How to Request Them (General Steps)
- Identify the holder: Records and bills may come from different places. For example, a hospital visit can generate separate records/bills from the facility and from separate provider groups (like physicians, imaging, or labs).
- Authorization: Most providers will not release records to a law firm without a signed HIPAA-compliant authorization. If the patient is a minor, a parent/guardian usually signs. If the patient is deceased, the estate representative typically signs and may need to provide estate paperwork.

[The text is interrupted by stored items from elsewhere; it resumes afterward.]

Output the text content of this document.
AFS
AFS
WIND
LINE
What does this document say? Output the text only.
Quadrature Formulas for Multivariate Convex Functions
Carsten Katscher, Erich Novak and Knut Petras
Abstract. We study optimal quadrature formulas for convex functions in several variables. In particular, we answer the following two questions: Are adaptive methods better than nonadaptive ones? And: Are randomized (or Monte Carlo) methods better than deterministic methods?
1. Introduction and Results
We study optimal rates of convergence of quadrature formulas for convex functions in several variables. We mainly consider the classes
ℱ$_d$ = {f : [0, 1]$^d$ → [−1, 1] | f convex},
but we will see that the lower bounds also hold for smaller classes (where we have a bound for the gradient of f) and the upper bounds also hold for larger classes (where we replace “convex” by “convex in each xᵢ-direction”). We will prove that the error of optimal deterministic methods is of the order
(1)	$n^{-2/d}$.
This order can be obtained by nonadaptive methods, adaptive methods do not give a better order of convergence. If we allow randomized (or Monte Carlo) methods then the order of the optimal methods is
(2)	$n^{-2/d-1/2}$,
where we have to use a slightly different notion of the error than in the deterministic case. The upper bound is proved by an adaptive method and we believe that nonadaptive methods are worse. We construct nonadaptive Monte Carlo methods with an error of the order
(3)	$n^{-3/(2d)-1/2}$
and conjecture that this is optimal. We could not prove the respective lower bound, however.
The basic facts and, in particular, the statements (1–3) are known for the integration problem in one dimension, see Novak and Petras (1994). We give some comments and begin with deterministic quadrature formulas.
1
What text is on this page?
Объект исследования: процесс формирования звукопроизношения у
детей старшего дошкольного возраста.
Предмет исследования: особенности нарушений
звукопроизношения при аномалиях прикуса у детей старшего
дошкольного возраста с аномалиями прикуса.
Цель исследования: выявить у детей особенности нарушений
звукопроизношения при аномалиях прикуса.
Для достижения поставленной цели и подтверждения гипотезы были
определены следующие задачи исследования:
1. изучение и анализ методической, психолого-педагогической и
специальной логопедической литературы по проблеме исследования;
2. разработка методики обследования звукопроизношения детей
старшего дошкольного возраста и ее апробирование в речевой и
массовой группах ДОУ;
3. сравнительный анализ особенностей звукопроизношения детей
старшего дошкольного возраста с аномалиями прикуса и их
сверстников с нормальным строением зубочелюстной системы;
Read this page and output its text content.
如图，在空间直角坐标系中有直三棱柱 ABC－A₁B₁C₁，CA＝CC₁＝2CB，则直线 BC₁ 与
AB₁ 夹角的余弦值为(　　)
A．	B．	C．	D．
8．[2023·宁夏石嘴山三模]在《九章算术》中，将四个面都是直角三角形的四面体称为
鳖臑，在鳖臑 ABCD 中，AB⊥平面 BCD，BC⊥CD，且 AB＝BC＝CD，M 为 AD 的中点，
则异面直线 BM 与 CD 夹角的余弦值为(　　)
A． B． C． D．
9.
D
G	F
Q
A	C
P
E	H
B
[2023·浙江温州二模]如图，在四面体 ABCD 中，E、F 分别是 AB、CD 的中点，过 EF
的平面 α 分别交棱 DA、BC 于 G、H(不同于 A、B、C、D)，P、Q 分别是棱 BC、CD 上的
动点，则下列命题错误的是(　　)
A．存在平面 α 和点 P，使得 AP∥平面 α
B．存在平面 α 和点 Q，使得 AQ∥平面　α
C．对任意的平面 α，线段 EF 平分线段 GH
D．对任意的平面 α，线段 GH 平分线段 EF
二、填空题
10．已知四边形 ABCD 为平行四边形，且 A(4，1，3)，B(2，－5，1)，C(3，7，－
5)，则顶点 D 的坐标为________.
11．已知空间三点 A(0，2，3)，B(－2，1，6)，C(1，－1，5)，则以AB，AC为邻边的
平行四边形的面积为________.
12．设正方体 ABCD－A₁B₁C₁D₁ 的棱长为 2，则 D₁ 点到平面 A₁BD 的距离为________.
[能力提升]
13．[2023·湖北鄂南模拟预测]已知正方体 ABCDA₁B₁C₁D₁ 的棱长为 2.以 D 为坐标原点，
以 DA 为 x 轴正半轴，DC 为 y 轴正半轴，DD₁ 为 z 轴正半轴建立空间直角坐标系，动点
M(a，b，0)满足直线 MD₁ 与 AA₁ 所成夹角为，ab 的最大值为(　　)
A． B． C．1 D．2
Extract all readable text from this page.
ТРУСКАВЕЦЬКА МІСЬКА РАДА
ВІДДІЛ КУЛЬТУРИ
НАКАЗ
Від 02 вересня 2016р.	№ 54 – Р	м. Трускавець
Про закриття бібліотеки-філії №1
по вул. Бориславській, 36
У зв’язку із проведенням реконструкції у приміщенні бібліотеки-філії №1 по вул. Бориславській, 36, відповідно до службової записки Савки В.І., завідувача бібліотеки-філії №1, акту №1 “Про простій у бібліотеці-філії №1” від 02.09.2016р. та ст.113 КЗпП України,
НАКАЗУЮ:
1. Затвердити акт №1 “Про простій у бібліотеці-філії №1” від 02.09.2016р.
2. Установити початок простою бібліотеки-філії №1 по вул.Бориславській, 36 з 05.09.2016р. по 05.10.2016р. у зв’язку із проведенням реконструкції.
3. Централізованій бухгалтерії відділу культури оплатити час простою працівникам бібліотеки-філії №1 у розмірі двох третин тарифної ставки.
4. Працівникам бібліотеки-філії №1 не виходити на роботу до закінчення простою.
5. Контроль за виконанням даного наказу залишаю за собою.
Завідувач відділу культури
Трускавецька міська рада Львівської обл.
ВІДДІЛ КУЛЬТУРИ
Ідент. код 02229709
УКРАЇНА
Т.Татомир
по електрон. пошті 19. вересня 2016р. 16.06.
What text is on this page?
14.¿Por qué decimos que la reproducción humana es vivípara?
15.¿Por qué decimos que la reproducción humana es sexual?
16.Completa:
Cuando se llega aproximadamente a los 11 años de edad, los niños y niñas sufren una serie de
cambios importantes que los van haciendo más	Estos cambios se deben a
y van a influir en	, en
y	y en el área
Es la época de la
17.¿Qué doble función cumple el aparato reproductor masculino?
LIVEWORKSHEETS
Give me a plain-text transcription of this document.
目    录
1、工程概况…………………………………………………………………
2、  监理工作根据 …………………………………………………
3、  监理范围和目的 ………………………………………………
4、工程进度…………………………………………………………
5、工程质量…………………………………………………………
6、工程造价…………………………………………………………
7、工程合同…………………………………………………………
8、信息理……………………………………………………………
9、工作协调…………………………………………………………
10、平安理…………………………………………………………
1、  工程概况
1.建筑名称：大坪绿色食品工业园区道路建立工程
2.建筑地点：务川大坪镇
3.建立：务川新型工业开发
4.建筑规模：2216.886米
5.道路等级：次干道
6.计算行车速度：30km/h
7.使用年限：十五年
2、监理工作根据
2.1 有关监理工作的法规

- Follow-up: It helps to keep a simple log of what was requested, when it was sent, and any response. Providers and records vendors often have processing queues, so documented follow-up can prevent requests from getting lost.
What to Do If Records Are Delayed, Missing, or Incorrect
- Document each request: Save confirmation pages, emails, fax logs, or portal screenshots showing what was requested and when.
- Ask for “complete records” and “itemized bills”: If you receive only a summary, you can ask whether additional components exist (for example, billing ledgers, imaging reports, or separate provider bills).
- Handle corrections carefully: If something is wrong (like a date, history, or missing visit), ask the provider about their process to amend or supplement the chart. Not every disagreement results in a change, but many providers have a process to review correction requests.
- Know that authorizations can go “stale”: Some providers treat authorizations as time-limited and may reject older forms, which can require re-signing.
How This Applies
Apply to your situation: Based on what you described, the firm likely needs (1) signed intake/representation paperwork and (2) signed HIPAA medical authorizations so it can request your records and itemized bills. Since you did not receive the mailed packet, confirming your email and mailing address allows the firm to resend the forms and get signatures (often by secure e-signature) so record requests can start without further delay.
What the Statutes Say (Optional)
- N.C. Gen. Stat. § 90-412 (Electronic medical records) – Confirms that patient rights and responsibilities (including confidentiality and access/disclosure rules) apply to electronic records the same way they apply to paper records.
Conclusion
To let a Durham personal injury law firm request your medical records and bills, you typically sign an intake/representation agreement and HIPAA-compliant medical authorizations (and sometimes pharmacy or wage-related authorizations). Because records and billing often come from multiple sources, complete paperwork helps the firm request the right documents the first time. Your next step is to confirm your preferred delivery method (email or mail) so the firm can resend the packet and you can sign and return it.